Thomas Berry, Head of Sales at PSG Wealth, said that many South Africans use their year-end bonuses as a way to exhale by catching up on debts or spending a bit more over the festive season.
However, Berry said that it is a good idea to focus on shifting this short-term fulfilment to long-term gain.
South Africans have been advised that instead of setting up a bonus, they should view it as a wealth accelerator.
Via investing in a portion in the “right way,” one can fast-track their progress towards long-term goals, including home, education, or even an earlier retirement.
The key lies in how South Africans use the tools available to them, especially retirement annuities (RAs) and tax-free savings accounts (TFSAs).
Both offer tax-free growth while one’s money remains invested, which means that there is no tax on the interest, dividends or capital gains in either of these investment vehicles.
Paying less tax on your investments means that they compound faster.
In a retirement annuity, one can deduct up to 27.5% of their taxable income each year (capped at R350,000), effectively lowering their tax bill while building their retirement fund.
Those tax savings can then be reinvested to further accelerate growth.
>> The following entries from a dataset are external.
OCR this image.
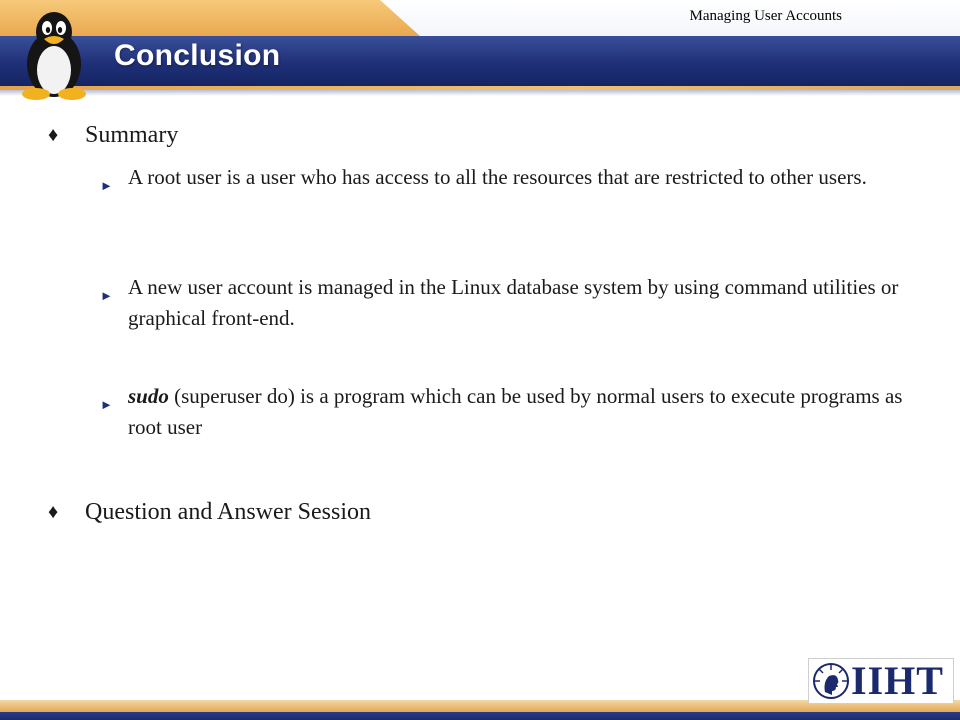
Managing User Accounts
Conclusion
♦	Summary
► A root user is a user who has access to all the resources that are restricted to other users.
► A new user account is managed in the Linux database system by using command utilities or graphical front-end.
► sudo (superuser do) is a program which can be used by normal users to execute programs as root user
♦	Question and Answer Session
IIHT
Access is also limited until retirement age, typically 55.
TFSAs, on the other hand, are better suited for medium-term goals, with an annual contribution limit of up to R36,000, subject to a lifetime limit of R500,000.
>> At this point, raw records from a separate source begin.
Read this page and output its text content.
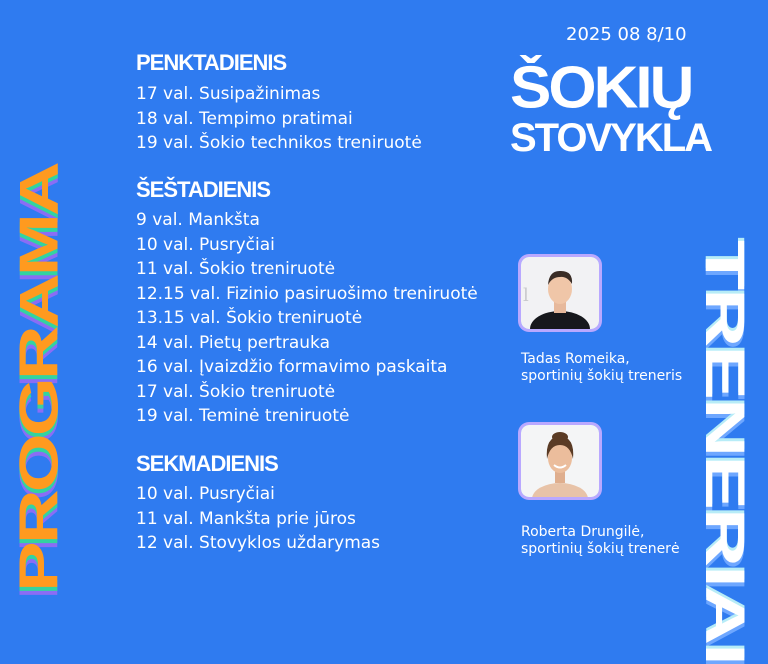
PROGRAMA	TRENERIAI
2025 08 8/10
ŠOKIŲ
STOVYKLA
PENKTADIENIS
17 val. Susipažinimas
18 val. Tempimo pratimai
19 val. Šokio technikos treniruotė
ŠEŠTADIENIS
9 val. Mankšta
10 val. Pusryčiai
11 val. Šokio treniruotė
12.15 val. Fizinio pasiruošimo treniruotė
13.15 val. Šokio treniruotė
14 val. Pietų pertrauka
16 val. Įvaizdžio formavimo paskaita
17 val. Šokio treniruotė
19 val. Teminė treniruotė
SEKMADIENIS
10 val. Pusryčiai
11 val. Mankšta prie jūros
12 val. Stovyklos uždarymas
l
Tadas Romeika,
sportinių šokių treneris
Roberta Drungilė,
sportinių šokių trenerė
Berry said that TFSAs are well-suited for goals such as funding a child’s education, paying a home deposit or creating a safety net for future expenses.
However, withdrawals permanently reduce your contribution limit, so it is essential to plan carefully before making any withdrawals.
TFSAs are also allowed to invest across asset classes, without the restrictions that apply to RAs via Regulation 28.
This enables South Africans to tailor their investment strategy to their specific goals and risk appetite.
Saving doesn’t mean one has to stop spending on life’s pleasures; even small amounts saved can still compound. That said, the earlier you start, the better.
Those who start saving R500 per month from the age of 20 will have roughly the same amount as those who invest R2,500 per month from 35.
Put it into a house
Another investment option for your year-end bonus is to invest in property, with the extra income providing a more effective way to strengthen your position when purchasing property in 2026.
A December bonus is also a good way for South Africans to enter the housing market, upgrade their home, reduce long-term borrowing costs and make mortgage approval easier.
“A December bonus can be a powerful tool for buyers looking to enter the property market,” says Giovanni Gaggia, CEO of Real Estate Services South Africa.
“By planning ahead and using this extra income wisely, buyers can strengthen their offers, reduce the size of their home loans, and in many cases secure more favourable mortgage terms.
Gaggia said that current leading conditions mean that deposits play a more meaningful role than ever.
Buyers with more substantial deposits often gain access to lower interest rates, better monthly affordability and improved negotiating power with both lenders and sellers.